Dan McQuillan recently released a book called “Resisting AI” that sounds quite interesting. I heard him interviewed about it on a recent episode of Tech Won’t Save Us and enjoyed it.

Thanks, I'll take a look!

I thought Murray Shanahan’s “Talking About Large Language Models” was good: https://arxiv.org/pdf/2212.03551.pdf

What is Bob, a representative human, doing when he correctly answers a straightforward factual question in an everyday conversation? To begin with, Bob understands that the question comes from another person (Alice), that his an- swer will be heard by that person, and that it will have an effect on what she believes. In fact, after many years together, Bob knows a good deal else about Alice that is relevant to such situations: her background knowledge, her interests, her opinion of him, and so on. All of this frames the communicative intent behind his reply, which is to impart a certain fact to her, given his understanding of what she wants to know.

Moreover, when Bob announces that Burundi is to the south of Rwanda, he is doing so against the backdrop of various human capacities that we all take for granted when we engage in every- day commerce with each other.

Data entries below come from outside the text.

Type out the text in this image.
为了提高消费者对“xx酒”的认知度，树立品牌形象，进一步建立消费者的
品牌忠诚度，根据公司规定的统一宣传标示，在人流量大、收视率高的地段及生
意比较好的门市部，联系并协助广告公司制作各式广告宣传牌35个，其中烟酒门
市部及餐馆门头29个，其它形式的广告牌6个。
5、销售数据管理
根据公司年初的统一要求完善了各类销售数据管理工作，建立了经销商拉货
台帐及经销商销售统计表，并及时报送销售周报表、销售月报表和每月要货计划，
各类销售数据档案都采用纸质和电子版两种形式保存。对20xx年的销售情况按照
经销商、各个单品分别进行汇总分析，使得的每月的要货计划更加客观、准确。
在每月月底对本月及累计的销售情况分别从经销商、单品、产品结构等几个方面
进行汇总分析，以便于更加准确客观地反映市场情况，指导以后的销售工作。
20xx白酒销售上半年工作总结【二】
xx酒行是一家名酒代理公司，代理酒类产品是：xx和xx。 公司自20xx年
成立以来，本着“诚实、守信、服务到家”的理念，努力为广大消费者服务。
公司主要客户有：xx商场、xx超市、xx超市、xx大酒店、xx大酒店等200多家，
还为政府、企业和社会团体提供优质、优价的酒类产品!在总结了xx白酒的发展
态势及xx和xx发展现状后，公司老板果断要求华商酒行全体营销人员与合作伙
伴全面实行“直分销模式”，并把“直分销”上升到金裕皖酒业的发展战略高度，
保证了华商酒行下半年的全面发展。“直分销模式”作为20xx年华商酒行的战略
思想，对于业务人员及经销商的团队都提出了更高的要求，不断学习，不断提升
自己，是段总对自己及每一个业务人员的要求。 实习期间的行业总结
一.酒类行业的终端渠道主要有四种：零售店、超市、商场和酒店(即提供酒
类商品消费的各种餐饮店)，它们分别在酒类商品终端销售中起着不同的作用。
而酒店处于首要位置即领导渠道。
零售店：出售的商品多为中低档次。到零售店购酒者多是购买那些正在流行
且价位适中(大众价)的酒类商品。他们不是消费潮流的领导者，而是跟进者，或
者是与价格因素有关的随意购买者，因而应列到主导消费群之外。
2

There is a whole battery of techniques we can call upon to ascertain whether a sentence expresses a true proposition, depending on what sort of sentence it is. We can investigate the world directly, with our own eyes and ears. We can consult Google or Wikipedia, or even a book. We can ask some- one who is knowledgeable on the relevant subject matter. We can try to think things through, rationally, by ourselves, but we can also argue things out with our peers. All of this relies on there being agreed criteria external to ourselves against which what we say can be assessed.